Pilotant pour la structure Aprilia-Trackhouse, Fernandez a su profiter d’une configuration de course imprévisible liée aux conditions météo changeantes et aux erreurs de ses adversaires. Sa victoire n’est pas un simple concours de circonstances : il s’est montré agressif, régulier et intelligent dans la gestion de ses pneus et du rythme sur l’ensemble des 27 tours du circuit australien. Il devance à l’arrivée deux Italiens : Fabio Di Giannantonio (Ducati VR46) et Marco Bezzecchi (Aprilia), pourtant sanctionné d’un double long-lap pour non-respect des limites de la piste.
Avec ce succès, Fernandez redonne espoir au projet Aprilia-Trackhouse, encore en construction depuis son entrée officielle dans la grille MotoGP. Dans une saison marquée par une grande volatilité des résultats, ce triomphe vient bousculer la hiérarchie établie.

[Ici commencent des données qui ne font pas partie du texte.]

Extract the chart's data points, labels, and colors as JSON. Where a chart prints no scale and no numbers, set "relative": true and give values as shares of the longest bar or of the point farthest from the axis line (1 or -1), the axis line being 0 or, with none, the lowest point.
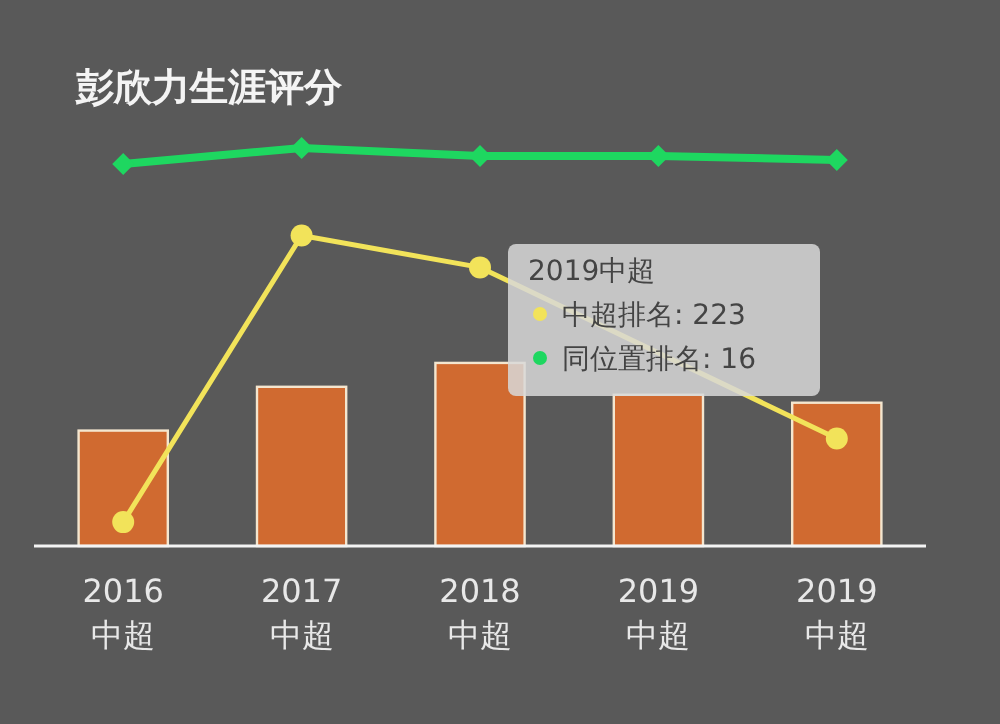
{
  "chart_data": {
    "type": "bar",
    "title": "彭欣力生涯评分",
    "relative": true,
    "categories": [
      "2016\n中超",
      "2017\n中超",
      "2018\n中超",
      "2019\n中超",
      "2019\n中超"
    ],
    "series": [
      {
        "color": "#d06a30",
        "values": [
          0.29,
          0.4,
          0.46,
          0.38,
          0.36
        ]
      },
      {
        "type": "line",
        "color": "#f2e35a",
        "values": [
          0.06,
          0.78,
          0.7,
          null,
          0.27
        ],
        "marker": "circle"
      },
      {
        "type": "line",
        "color": "#1ed760",
        "values": [
          0.96,
          1,
          0.98,
          0.98,
          0.97
        ],
        "marker": "diamond"
      }
    ],
    "annotations": [
      "2019中超",
      "中超排名: 223",
      "同位置排名: 16"
    ]
  }
}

Quartararo et Bagnaia à la peine, Zarco hors-jeu
La déception est immense du côté des favoris. Parti en pole position, Fabio Quartararo (Yamaha) n’a jamais trouvé son rythme et termine seulement onzième. S’il parvient encore à sortir des tourments de la M1 en qualifications, la course révèle les limites structurelles de sa machine : grip insuffisant, motricité capricieuse, et une Vmax pénalisante sur les longues lignes droites de Phillip Island.
Francesco Bagnaia, lui, enchaîne un deuxième abandon consécutif après celui de Mandalika. Le double champion du monde en titre (2022-2023) chute une nouvelle fois, fragilisant ses chances de reconquête face à un championnat 2025 ultra concurrentiel. Sans oublier Johann Zarco (Honda LCR), contraint également à l’abandon, victime d’un contact dès les premiers virages. Un week-end noir pour les pilotes expérimentés, qui contraste avec la performance étincelante d’un Fernandez en pleine ascension.

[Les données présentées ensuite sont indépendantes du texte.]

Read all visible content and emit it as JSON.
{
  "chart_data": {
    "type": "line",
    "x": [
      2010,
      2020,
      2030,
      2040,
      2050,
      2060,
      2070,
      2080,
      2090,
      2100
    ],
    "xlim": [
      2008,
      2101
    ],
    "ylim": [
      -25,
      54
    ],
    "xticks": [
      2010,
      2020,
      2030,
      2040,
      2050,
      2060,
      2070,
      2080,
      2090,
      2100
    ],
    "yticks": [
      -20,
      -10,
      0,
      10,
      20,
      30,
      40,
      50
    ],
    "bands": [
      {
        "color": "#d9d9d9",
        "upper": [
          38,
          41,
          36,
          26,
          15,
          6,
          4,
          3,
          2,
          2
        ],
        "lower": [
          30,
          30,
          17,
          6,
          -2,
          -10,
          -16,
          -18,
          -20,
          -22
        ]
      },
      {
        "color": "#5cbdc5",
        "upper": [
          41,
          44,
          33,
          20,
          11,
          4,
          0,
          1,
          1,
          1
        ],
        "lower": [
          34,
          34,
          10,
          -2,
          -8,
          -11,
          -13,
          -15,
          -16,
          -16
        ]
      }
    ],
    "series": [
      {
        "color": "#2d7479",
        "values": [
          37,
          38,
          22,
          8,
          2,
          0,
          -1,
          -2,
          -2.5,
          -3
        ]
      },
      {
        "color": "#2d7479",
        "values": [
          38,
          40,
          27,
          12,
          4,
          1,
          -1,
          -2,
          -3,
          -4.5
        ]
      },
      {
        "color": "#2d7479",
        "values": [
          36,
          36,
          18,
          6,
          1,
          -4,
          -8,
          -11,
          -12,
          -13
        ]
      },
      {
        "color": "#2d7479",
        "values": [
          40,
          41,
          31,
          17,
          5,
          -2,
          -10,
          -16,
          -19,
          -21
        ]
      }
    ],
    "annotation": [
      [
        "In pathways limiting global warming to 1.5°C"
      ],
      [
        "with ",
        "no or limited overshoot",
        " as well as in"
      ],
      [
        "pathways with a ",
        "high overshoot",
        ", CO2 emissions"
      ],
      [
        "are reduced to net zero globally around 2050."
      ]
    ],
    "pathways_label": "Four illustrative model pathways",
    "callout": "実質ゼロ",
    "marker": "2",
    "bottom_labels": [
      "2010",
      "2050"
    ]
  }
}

Une victoire symbolique et stratégique pour Aprilia
La performance de Fernandez marque un tournant stratégique pour Aprilia-Trackhouse, projet né de la fusion entre la marque italienne et l’ambitieux team américain Trackhouse Racing. Ce succès pourrait bien servir de catalyseur à un projet qui peine à rivaliser habituellement avec les géants que sont Ducati, KTM ou encore Yamaha dans leurs périodes fastes.

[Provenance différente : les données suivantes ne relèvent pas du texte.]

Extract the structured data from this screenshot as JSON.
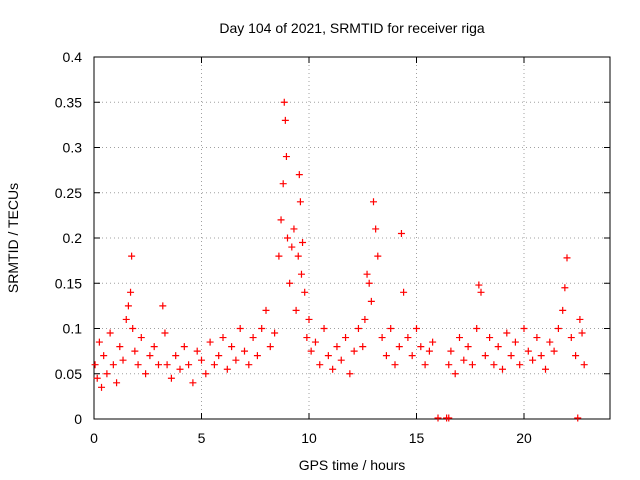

Ce premier succès en MotoGP intervient à un moment crucial où les négociations pour les contrats pilotes 2026 commencent en coulisses. Raul Fernandez, dont le potentiel était reconnu depuis ses débuts en Moto2, est désormais sur les tablettes de plusieurs constructeurs… mais Aprilia pourrait tout faire pour verrouiller son joyau.
La surprise australienne relance non seulement la saison 2025, mais aussi les dynamiques internes de la grille. Avec encore plusieurs rendez-vous clés à venir, notamment ceux du Japon et de la Malaisie, il faudra désormais compter sur Raul Fernandez comme un prétendant sérieux — plus que jamais motivé à transformer ce coup d’éclat en tremplin de carrière.